When you grow up in a family with a mother rebuilding a nation, it can rub off on the kids. Gilbert said that she didn’t play with dolls as a little girl. Instead, the children organized their own meetings, just like Mom.  Often Thunder Hawk took her children with her, which was an education.

“Everywhere we went was our place to be,” Gilbert said. On one occasion, everyone piled into a truck full of Indian protesters. “We took over everywhere we went,” Gilbert said. “We owned the world.”

The story opens with old footage of children walking toward the “We Will Remember Survival School” that Thunder Hawk founded in the mid-1970s, a school designed for Native youth who struggled at area schools. The children learned about natural resources, legal rights and spirituality. They knew the relevance of the 1868 treaty as a tool to reclaim their lives as Native people.

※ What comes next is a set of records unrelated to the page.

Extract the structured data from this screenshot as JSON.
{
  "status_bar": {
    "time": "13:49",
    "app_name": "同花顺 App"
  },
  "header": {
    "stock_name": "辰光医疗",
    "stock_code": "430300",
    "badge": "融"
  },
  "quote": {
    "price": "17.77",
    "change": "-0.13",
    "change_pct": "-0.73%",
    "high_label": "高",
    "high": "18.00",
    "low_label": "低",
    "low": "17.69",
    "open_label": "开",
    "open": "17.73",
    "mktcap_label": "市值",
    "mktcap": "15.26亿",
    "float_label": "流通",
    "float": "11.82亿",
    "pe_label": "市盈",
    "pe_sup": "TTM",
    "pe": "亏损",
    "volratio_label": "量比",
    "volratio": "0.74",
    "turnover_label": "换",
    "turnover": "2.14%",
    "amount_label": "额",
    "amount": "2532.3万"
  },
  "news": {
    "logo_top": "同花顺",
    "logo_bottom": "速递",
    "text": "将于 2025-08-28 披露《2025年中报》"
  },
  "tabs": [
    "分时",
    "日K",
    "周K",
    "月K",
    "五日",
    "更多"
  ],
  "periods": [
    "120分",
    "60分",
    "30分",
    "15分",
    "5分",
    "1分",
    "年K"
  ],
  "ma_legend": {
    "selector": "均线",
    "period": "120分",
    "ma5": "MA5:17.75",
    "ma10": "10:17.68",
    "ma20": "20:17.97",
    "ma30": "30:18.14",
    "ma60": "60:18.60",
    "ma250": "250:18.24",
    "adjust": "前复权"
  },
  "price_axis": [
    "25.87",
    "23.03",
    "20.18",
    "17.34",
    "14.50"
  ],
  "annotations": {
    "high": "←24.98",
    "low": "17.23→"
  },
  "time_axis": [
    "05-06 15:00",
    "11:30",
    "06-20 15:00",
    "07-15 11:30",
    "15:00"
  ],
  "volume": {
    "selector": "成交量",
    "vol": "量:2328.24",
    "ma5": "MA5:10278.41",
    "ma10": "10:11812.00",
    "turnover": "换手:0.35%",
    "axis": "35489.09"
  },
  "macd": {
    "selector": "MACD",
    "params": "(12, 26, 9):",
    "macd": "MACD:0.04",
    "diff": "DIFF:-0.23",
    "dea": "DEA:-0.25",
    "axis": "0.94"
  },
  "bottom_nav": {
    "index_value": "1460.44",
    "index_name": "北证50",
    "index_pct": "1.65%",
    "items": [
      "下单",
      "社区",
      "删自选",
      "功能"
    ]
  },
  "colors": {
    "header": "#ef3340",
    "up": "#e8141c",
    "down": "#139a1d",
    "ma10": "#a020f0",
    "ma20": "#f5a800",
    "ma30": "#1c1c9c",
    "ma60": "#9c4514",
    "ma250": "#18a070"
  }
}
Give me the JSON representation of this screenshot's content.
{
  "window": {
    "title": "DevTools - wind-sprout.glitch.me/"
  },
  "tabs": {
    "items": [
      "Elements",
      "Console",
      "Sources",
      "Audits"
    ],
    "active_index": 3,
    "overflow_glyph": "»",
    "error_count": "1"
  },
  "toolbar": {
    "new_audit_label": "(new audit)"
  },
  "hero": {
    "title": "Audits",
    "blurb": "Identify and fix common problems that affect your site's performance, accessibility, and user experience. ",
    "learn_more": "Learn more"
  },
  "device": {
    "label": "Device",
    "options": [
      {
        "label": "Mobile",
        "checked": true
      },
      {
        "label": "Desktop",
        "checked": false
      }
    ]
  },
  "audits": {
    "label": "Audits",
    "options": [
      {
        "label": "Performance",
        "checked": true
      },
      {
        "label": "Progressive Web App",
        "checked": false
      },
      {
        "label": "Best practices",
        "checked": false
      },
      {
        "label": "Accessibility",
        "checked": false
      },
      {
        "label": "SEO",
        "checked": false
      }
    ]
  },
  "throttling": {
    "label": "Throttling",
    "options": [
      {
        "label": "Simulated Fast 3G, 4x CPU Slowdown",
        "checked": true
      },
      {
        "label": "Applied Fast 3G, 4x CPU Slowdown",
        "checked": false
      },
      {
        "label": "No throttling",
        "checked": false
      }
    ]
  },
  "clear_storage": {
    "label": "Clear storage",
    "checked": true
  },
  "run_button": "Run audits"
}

Thunder Hawk and her siblings grew up in South Dakota on their own reservation when the river was natural and flowed clean. You could drink that water it was so clean. Thunder Hawk and her sisters peeled willows and made stick horses. They didn’t play cowboys and Indians, just Indians, and they pretended to chase buffalo. If they got hungry, they dug up and ate wild onions. Later in the film we see adults doing that again, digging for fresh onions.

Then the federal government built dams on the Missouri River and that forever changed the lives of the Dakota. Almost a million acres of land was lost, and the family was forced to move 50 miles west. Their diets of traditional food were swapped for federal commodity food distributed from a bus. Silver cans of meat with a cow on the label, commodity cheese and boxes of dried milk and more replaced the traditional Dakota food.

The film took a leap into the future, showing footage of a man tilling soil with a machine. Thunder Hawk distributed a handful of seeds into small mounds of dirt, helping to create community gardens. “We need to rebuild our relationship to the land,” she said. “Our bodies are still indigenous. We need our own foods.”

You get the feeling that whatever she does is intensely done. You get the feeling from the film that Thunder Hawk has seen some rough stuff in her time, which drives her to improve the lives of her children and their children and onward. She uses the past as a springboard into a better future. Thunder Hawk knows encampments, hardship and violence, is comfortable behind a microphone or bull horn, knows treaty law cold, and will not give up. Her eyes shine as she watches her daughter conduct a meeting at the United Nations where Thunder Hawk once served as a delegate. She laughs at her sister’s memories, and grows indignant when recalling the guns and ammunition brought in by the FBI at Wounded Knee. The American Indians were there to protest and be heard, not to kill anyone.

“What did they think we were doing” she asked. “I had my ten year old son with me. I think they were just itching to come in and annihilate Indians.”

This is a great film, and if you see it once, see it again. Thunder Hawk has a lot to say, and every word is worth remembering.